The failure of ministers and chief executives to share information on the DHSC network created risks including inappropriate access to government information, privacy risks and the risk of data loss, including information linked to the long-term public register, the regulator said.

“There were no steps in place to monitor, evaluate or otherwise verify the use of third-party platforms,” ​​the ICO report said.

Freedom of information

The ICO found there was “clear evidence” provided by the DHSC that ministers regularly copied information from their personal accounts to government accounts to maintain a departmental record of events.

However, the ICO said it would be “sensible” for the DHSC to introduce systematic ways of capturing public register information, even if it was as simple as requiring staff to copy emails to official email accounts.

Instead, ministers were expected to review “significant volumes of material” in their personal email and messaging accounts to decide what information to pass on to their departments, the report said.

But the scale of using private communication channels suggests that “on the balance of probabilities” there is a risk that “errors have been made by individuals in retaining parts of the public record over a historically significant period”, the ICO said.

“We find it surprising that, over such a long and busy period, a more efficient and risk-reduced information management process was not put in place that would also reduce the potential impact on Ministers’ time,” it added.

Invitation to Government Review

The ICO has called on Cabinet to carry out a strategic review of the use of private communications channels in government and identify the risk they pose.

The ICO said the UK is “probably out of step” with countries such as New Zealand and Canada, which have updated their legal requirements on the creation of government records.
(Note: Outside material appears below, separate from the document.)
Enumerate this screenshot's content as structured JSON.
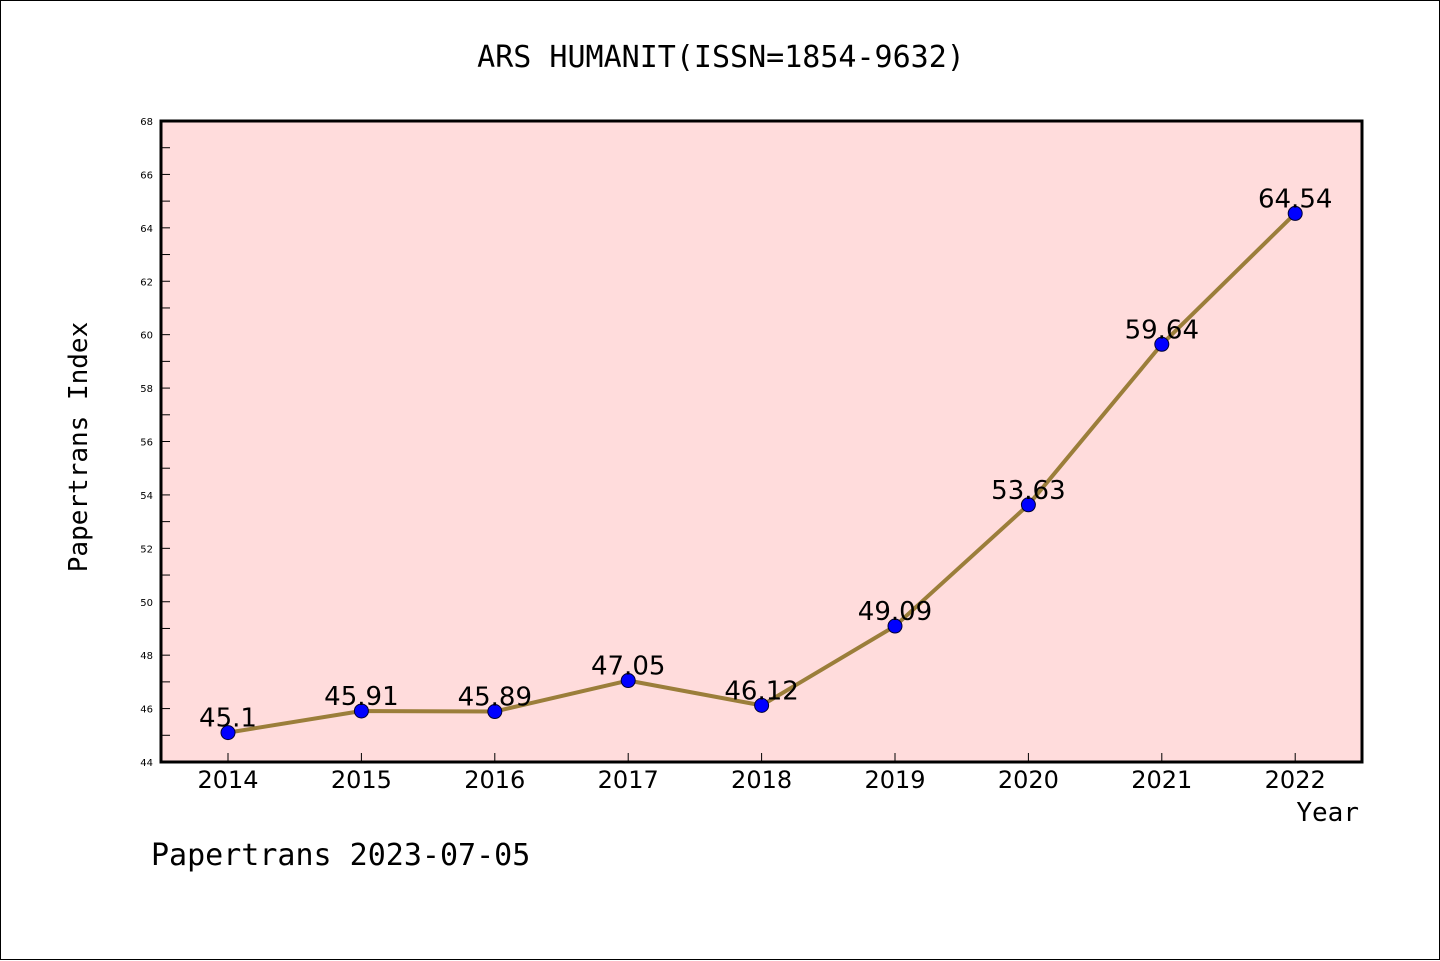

Northern Ireland and Scotland, for example, have introduced legislation requiring the government to document information and decisions.

There is a “cultural shift” in “significant parts of the public sector” in the UK towards taking advantage of new communications technologies – without a strategic risk assessment, the regulator said.

Furthermore, there has been no system-wide consideration of the measures that the government may need to mitigate the risks.

“This is not just a product of pandemic demands, but rather a continuation of a trend to adopt new ways of working without sufficient consideration of the risks and problems they may pose,” Edwards said in the foreword to the report.

The regulator’s recommendations include keeping records of all individuals who are “allowed” to use personal email and messaging services, and clear processes to capture information, for example, when individuals leave quickly during transfers.

Other measures could include strengthening ministerial and civil servant codes to clarify the responsibilities of officials to maintain public records and ensure compliance with the Right to Information Act.